Last month my firm surveyed 500 nationally representative registered voters about competing visions for health care reform. The results were clear: voters want a plan in line with what GOP leaders offered as their alternative on Saturday night. Voters preferred a comprehensive, step by step, common sense restructuring of the health care system over the massive, incredibly expensive, one size fits all, all at once plan offered by Speaker Pelosi. Voters were especially drawn to reforms which reduce the costs to consumers without adding to the deficit, create no new government agencies, and are less costly than the Democrat’s plan.

This should be welcome news to wary Legislators, especially those from red states and red districts. The public is not ready for a rapid and radical transformation of the health care system – they prefer a step by step solution to accomplish meaningful reforms. A strong plurality of voters believe that the President and Congress are trying to accomplish too much when it comes to healthcare and an overwhelming 63% of voters agree that “my health care is too important to risk on one gigantic piece of legislation rushed through Congress. I would rather see Congress take a more thoughtful step by step approach, focusing on common sense reforms.”

Support for this step by step approach grew as we added more components of the Republican and Democrat plans: support for the GOP plan soared when a “no new tax” pledge coupled with an incremental approach was tested against a comprehensive reform plan that includes tax increases. Indeed a clear consensus emerged from the data: Americans believe that if we make the right decisions, we can reform our health care system without raising taxes.

Our survey also shows that liberals are misreading the American public with their overwhelming emphasis on coverage, to the exclusion of cost reductions. Americans are indeed concerned about access to care (83% say “finding a way to provide health insurance coverage to most Americans” is an important part of health care reform), but there is greater concern and demand for solutions that lower costs. A nearly universal 97% deem “making insurance more affordable” an important part of reform, with 69% rating it extremely important.

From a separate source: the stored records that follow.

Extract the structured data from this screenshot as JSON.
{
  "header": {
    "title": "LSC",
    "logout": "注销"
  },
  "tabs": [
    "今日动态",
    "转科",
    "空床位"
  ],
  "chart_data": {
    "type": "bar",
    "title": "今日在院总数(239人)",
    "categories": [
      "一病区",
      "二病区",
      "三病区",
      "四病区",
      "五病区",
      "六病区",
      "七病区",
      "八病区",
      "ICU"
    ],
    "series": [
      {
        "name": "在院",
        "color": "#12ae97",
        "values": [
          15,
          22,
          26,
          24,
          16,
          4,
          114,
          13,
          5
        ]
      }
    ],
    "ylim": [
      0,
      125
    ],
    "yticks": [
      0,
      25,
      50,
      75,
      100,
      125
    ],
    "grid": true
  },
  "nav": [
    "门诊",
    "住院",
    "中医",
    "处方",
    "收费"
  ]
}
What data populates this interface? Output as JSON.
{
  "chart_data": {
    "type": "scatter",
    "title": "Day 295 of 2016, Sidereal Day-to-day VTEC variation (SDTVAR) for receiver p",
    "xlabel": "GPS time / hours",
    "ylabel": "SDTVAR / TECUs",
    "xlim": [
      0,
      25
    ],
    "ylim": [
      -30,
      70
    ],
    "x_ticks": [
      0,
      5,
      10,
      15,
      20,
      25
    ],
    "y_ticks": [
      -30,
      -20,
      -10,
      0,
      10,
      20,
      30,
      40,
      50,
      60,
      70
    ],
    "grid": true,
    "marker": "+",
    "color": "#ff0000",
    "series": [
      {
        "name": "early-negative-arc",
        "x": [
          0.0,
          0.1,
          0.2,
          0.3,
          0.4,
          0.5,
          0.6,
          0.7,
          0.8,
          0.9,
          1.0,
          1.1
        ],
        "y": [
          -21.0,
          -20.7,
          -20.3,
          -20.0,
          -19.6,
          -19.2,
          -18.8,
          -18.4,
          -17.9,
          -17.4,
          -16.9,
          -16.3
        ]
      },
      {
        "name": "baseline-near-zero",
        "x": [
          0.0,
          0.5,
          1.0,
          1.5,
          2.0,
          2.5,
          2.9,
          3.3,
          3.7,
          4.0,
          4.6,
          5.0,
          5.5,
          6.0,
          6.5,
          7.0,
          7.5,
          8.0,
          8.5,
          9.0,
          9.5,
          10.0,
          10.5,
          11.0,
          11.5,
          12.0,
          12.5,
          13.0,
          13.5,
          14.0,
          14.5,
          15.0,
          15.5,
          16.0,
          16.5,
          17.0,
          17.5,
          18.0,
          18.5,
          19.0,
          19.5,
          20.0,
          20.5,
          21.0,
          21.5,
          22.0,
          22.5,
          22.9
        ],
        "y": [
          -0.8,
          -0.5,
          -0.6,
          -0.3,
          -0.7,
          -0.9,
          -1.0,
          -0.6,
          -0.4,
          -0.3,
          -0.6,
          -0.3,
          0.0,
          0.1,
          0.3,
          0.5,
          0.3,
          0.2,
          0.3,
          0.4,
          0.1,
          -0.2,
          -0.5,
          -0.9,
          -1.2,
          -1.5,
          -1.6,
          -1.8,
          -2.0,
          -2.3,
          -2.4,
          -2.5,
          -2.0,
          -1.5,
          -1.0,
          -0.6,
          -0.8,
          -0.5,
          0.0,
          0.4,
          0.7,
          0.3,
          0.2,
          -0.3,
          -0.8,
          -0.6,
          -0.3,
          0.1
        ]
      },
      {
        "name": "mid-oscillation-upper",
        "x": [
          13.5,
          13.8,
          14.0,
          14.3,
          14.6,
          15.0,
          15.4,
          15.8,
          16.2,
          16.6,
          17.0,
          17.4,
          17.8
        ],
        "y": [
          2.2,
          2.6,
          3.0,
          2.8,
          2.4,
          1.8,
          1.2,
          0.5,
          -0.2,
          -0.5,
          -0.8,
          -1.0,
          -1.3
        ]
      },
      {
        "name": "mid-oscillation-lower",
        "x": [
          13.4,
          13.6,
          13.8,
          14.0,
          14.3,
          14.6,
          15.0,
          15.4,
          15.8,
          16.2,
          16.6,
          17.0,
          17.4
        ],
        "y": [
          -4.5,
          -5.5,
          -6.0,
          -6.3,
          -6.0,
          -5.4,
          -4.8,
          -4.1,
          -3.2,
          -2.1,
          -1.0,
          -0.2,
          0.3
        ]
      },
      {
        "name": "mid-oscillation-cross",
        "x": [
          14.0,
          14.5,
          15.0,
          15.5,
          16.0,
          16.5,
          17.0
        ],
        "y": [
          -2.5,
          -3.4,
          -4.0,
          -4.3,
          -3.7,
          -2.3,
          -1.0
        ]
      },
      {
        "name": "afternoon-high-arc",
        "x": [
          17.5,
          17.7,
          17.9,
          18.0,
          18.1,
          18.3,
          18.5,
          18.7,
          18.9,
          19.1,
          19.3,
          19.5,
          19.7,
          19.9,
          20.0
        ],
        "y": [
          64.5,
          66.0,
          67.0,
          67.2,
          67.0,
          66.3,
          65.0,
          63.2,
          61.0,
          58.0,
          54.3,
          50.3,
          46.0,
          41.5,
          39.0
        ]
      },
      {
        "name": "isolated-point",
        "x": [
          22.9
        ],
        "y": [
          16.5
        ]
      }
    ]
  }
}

Even when we asked voters to make direct tradeoffs between increasing coverage, lowering costs, and improving the quality of care, their preferences were clear. Respondents were asked what percentage of a health care reform plan should be focused on each of these three goals - 55% of voters assigned more weight to cost than they did coverage, and on average they assigned cost seven times the weight and importance they gave to coverage. The Democratic plan, with its myopic focus upon coverage while doing almost nothing to decrease health care premiums for most Americans, misses what Americans feel is the most crucial part of the debate.

Ultimately, when asked to choose between complete descriptions of the Republican and Democratic plans (without labeling them such), voters chose the GOP plan: 63% chose “a limited, incremental, step-by-step approach to reform, which has no new taxes. This plan would lower premiums; but would not do anything to address the number of uninsured Americans. This plan would go into effect immediately;” and only 37% preferred “one comprehensive reform bill that would include multiple tax increases, would minimally impact premiums, but would provide insurance to most Americans. This plan would not go into effect for three years, though the tax raises would occur immediately.”

We have worked closely with Congressman Dave Camp as he helped forge this alternative plan and it is clear to us, clear to Congressman Camp, clear to congressional Republicans, and clear to 39 moderate Democrats, America is ready for health care reform – just not a sweeping re-creation of the entire system. Far from acting as the party of “No”, Republicans are showing a way forward on this debate that fits the prescription required for our ills. We hope in the coming days that a majority of the US Senate will also come to understand this as well. If they do, we can achieve meaningful reforms that the American people can agree on, and take a stop toward restoring their confidence in the legislative process and their elected representatives.